The bioarxiv preprint of that study also showed enhanced survival at 120 weeks in wild-type. These were male C57BL/6J mice twice weekly 3.5mg/kg starting at 12 mo. Additionally, double ATM knockout prevented pro-survival effects of chloroquine.
The final eLife paper makes make no mention of survival data, although they mention pro-healthspan effect. I wonder why.
we intraperitoneally administrated 12-month-old ‘old’ male mice with low-dose CQ (3.5 mg/kg) twice a week. Remarkably, compared with the saline-treated group, CQ treatment inhibited glycolysis, lowered serum lactate level, and attenuated body weight decline
However, the recent protein & cell paper showed a concerning outcome even with 0.1mg/kg
However, CQ also had adverse effects on aged hearts at the transcriptional level. Most pro-aging DEGs were enriched in the heart, with an overrepresentation of cardiac disease-related gene sets. Consistently, the clinical cardiovascular toxicity of CQ has been reported (Wozniacka et al., 2006). For example, the treatment with chloroquine or hydroxychloroquine decreases myocardial cell discharge, leading to aberrant cardiac electrical conduction and a prolonged corrected QT interval based on electrocardiography (Wozniacka et al., 2006; Solomon and Lee, 2009).

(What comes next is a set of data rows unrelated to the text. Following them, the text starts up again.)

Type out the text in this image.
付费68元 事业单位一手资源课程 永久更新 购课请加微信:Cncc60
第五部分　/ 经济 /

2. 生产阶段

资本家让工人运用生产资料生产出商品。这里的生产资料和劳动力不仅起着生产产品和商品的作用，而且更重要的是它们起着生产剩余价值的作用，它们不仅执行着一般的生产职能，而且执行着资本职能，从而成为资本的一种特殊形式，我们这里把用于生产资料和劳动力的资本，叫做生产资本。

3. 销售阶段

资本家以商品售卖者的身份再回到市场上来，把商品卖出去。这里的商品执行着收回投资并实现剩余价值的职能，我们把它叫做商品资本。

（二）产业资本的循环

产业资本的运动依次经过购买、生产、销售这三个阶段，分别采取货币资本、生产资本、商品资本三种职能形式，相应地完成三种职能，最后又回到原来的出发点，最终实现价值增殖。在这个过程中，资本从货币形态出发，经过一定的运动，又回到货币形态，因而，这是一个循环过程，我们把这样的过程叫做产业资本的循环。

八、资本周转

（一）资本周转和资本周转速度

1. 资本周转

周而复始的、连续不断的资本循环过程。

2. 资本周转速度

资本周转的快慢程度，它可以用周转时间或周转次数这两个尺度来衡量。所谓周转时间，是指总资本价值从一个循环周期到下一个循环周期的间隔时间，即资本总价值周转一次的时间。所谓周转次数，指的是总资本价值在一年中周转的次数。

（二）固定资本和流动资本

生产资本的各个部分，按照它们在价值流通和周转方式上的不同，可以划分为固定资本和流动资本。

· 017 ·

You didn’t include the last sentence of that paragraph. I’m copying below because it’s important.
“By contrast, although CQ has noticeable effects in hearts at the transcriptional level, extremely low-dose CQ may not affect normal heart function as assessed by transthoracic echocardiography and overall physiological health.”
What they’re saying is that unfavorable gene expression in the heart is still above detection threshold even with very low dose CQ, but that it didn’t lead to detectable functional changes at that dosage. In other words, they found a sweet spot where cardiac toxicity was minimized while still preserving the positive effects of CQ. But I agree that it may still be concerning because these are rats, not people. They close their paper by saying that any clinical trials in people should monitor for the same.

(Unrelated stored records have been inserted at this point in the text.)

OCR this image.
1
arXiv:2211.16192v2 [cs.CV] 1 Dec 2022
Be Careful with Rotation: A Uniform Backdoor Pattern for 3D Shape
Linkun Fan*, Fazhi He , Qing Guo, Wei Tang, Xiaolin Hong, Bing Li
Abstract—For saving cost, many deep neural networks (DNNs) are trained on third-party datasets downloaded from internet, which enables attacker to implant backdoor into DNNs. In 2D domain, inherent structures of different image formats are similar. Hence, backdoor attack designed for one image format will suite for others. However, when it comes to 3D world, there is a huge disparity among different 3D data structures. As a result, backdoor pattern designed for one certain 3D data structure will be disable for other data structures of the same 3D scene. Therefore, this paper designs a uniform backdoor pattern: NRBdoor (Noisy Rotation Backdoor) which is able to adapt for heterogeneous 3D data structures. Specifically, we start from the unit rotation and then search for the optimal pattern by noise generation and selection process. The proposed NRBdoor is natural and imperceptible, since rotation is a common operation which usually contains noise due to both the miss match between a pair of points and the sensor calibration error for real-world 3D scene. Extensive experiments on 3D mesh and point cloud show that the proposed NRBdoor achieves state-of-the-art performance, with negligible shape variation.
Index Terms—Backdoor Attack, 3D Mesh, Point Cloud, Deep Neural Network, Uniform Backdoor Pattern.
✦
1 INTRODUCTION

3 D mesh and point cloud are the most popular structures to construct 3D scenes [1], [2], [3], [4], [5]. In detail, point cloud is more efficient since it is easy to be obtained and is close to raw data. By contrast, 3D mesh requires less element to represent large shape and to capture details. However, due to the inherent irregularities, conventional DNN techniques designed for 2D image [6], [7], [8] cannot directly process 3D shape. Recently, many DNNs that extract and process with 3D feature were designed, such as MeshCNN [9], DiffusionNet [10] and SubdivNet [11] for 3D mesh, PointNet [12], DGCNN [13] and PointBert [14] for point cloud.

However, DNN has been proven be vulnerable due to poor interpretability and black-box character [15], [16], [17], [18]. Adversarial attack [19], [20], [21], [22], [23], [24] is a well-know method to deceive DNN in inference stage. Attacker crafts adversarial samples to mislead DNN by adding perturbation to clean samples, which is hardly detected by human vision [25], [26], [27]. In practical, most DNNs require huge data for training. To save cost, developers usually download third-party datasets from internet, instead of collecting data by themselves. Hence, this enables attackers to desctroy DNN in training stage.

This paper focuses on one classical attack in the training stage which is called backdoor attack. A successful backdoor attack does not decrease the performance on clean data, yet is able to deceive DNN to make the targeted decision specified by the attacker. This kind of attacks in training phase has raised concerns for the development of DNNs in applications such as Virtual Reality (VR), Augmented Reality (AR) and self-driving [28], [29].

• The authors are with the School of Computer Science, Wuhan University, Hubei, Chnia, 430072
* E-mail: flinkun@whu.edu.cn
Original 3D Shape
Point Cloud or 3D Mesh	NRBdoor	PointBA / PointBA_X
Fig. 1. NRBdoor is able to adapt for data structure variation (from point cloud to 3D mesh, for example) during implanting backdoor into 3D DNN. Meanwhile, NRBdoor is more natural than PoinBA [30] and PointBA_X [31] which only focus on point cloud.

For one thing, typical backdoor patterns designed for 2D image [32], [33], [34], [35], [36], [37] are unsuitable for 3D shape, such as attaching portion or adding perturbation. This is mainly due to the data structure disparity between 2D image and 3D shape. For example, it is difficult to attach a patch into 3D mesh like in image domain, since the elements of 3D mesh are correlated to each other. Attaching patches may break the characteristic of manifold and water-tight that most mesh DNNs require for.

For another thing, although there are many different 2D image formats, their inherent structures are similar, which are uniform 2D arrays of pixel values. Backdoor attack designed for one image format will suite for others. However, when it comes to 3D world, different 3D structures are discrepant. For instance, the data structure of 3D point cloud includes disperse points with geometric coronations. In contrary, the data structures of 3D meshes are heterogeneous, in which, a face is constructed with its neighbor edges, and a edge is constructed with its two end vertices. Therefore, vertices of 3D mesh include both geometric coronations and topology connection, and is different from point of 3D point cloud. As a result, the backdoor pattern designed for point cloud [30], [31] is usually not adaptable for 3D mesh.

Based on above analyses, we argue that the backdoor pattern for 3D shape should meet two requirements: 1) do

They also write in their paper:
" Notably, the cardiac function seems not adversely affected by low dose of CQ treatment in aged rats (Fig. (Fig.2C).2C). Collectively, these data suggest that the low-dose CQ treatment alleviates aging phenotypes in a tissue-specific manner without detectable cardiac side effects."
" Chloroquine is a frequent method of suicide in Africa [1], France [2, 3], Asia, and the Pacific [3, 4]"
It is a poison after all, though not a particularly strong one.
The studies used chloroquine and not hydroxychloroquine. A new study would be needed to know if hydroxychloroquine also extends lifespan.
However, the chloroquine is microdosed in the rat study at 0.1 mg/kg ( ≈ 0.0161 mg/kg human).
I haven’t decided yet whether I will microdose with chloroquine. Buy-pharma does sell it as a syrup, which is what would be needed to measure out an amount so small (using a 1.0 or 0.5 ml oral syringe).
One possible explanation for chloroquine’s negative effects on heart transcriptome is autophagy inhibition combined with NRF2 activation.
The Dark Side of Nrf2 in the Heart
Although the precise mechanisms activating Nrf2-mediated cardiac damage are unclear, myocardial autophagy inhibition may be one of the critical triggers…
…the clinical phase III trial testing the therapeutic effect of Bardoxolone methyl, a potent Nrf2 activator, on chronic renal disease associated with type 2 diabetes was terminated because of an increased rate of cardiovascular events, including heart failure and deaths (de Zeeuw et al., 2013). The underlying mechanism remains to be determined. Given that autophagy inhibition also occurs in diabetic hearts (Ouyang et al., 2014; Kobayashi and Liang, 2015), it is intriguing whether the “dark” side of Nrf2 activation contributes to the failure of the Bardoxolone methyl clinical trial.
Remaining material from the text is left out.